Leo’s suddenly cross, probably because it dawned on her that Beau turned her down.
“Or whatever! What’s Uncle Frankie going to say to us, anyway, that’s so hella off the hook? ‘Come on down to San Francisco and get your gay on happily ever after’? Please. He doesn’t know you. He doesn’t know sh—”
Beau interrupts her.
“Maybe he does and maybe he doesn’t, but he’s the only gay guy I know, or even know of, and I want to at least meet him.”

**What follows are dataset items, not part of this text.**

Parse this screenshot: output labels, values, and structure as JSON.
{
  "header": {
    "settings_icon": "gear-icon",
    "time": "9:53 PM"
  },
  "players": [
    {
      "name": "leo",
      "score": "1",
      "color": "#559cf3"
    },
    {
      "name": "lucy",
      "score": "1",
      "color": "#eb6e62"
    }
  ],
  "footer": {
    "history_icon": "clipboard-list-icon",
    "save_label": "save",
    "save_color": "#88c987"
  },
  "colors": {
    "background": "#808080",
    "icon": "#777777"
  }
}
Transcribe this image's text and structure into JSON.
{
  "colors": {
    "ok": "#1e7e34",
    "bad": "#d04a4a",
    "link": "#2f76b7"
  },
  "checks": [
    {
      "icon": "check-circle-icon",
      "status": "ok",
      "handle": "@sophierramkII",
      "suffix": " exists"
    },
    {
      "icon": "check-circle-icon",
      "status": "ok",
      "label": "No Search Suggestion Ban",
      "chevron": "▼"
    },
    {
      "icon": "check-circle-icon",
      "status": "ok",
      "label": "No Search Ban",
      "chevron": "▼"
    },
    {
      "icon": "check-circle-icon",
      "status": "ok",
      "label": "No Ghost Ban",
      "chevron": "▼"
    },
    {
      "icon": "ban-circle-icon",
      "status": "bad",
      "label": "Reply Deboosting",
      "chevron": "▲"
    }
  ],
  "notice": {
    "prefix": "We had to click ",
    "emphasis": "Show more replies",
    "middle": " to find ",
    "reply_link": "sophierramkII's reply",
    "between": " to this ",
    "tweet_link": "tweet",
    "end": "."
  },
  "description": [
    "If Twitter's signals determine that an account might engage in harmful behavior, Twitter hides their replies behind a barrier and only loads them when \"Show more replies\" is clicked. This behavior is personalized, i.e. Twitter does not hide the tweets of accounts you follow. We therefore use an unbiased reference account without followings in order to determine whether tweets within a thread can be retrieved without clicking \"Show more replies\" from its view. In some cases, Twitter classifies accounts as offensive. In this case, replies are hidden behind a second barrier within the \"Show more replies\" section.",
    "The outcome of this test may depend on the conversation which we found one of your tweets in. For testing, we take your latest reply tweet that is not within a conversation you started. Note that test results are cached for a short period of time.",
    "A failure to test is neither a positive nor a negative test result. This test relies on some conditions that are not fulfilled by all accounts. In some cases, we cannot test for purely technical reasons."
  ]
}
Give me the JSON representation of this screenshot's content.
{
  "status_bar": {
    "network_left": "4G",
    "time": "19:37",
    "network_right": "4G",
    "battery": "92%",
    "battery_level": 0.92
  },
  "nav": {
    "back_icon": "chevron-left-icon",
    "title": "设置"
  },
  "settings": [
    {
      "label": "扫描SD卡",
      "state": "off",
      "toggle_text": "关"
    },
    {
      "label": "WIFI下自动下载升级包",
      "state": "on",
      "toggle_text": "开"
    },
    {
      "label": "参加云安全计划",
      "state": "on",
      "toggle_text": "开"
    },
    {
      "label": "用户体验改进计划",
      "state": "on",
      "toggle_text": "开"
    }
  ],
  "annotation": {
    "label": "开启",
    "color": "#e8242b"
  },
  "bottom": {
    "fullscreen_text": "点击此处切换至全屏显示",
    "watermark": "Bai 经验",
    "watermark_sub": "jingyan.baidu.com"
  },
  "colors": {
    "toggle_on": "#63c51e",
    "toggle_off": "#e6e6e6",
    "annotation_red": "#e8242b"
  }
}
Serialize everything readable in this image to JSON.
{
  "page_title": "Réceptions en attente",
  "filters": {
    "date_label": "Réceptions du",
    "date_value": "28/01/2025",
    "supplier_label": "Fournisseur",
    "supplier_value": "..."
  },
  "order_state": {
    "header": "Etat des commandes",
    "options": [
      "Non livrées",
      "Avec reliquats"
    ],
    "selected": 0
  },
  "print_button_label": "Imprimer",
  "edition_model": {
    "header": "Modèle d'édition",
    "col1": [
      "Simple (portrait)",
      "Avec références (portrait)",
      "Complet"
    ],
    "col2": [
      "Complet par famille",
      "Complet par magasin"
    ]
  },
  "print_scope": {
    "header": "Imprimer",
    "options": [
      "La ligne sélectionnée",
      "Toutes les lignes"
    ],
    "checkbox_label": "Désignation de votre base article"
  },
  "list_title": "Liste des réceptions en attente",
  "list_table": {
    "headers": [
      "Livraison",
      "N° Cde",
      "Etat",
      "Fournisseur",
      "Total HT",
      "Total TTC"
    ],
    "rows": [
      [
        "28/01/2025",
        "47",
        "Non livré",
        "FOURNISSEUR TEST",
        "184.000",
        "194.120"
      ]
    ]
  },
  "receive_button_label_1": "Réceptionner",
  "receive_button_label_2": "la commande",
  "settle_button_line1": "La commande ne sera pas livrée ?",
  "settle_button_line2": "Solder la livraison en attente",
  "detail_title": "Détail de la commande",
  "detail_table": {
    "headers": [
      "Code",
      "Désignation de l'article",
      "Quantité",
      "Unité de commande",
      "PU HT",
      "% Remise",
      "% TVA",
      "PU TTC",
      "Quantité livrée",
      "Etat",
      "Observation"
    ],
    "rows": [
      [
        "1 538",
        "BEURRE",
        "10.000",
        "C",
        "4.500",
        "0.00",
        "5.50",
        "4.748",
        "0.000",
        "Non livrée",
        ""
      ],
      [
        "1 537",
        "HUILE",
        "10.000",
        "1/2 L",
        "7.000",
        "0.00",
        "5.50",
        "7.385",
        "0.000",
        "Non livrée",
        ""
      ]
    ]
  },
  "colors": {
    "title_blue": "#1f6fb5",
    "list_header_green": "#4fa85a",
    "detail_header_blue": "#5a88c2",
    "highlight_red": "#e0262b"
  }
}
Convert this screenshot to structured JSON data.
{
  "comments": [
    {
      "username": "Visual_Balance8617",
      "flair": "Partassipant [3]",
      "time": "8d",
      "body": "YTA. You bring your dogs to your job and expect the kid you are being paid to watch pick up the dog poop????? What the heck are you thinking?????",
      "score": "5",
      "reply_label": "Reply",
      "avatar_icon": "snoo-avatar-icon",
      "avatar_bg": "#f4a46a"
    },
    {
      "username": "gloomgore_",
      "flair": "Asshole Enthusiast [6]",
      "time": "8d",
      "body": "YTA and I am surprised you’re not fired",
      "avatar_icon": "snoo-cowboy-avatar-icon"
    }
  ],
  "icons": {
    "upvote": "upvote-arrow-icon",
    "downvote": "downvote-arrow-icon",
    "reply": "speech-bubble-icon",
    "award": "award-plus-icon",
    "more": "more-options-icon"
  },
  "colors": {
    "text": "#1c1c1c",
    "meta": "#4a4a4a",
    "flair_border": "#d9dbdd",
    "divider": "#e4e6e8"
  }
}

“Well, I certainly hope it helps!” Leo sniffs. “But I think you’re deluded!”
I feel it’s time to remind Leonie of a thing or two.
“Oh, what about you, missy? Like you have it all together?” I catch her like a mousetrap.
“What? You do?”
“No, but let’s just talk about you for now: You let anyone put their dirty, freezing hands all up on your body and let them call you crappy put-down names, which you then respond to! Omg, Leonie, you need to step up! Tell those sorry butt-wipes to step off! And to shut up! You are worth so much more than that trashy behavior! And you’re beautiful. Like ridiculously, unbelievably beautiful! You don’t even have to be a freak like us; you just are here because of your own crap behavior!”
I’d been wanting to say that! But I also knew she wouldn’t want to hear it. And I was right. She yowls like an angry cat.
“Whatever! Then we are all here because of our own behavior! You’re a freak ’cuz you eat too much and got all big, and Beau’s here because he chooses boys!”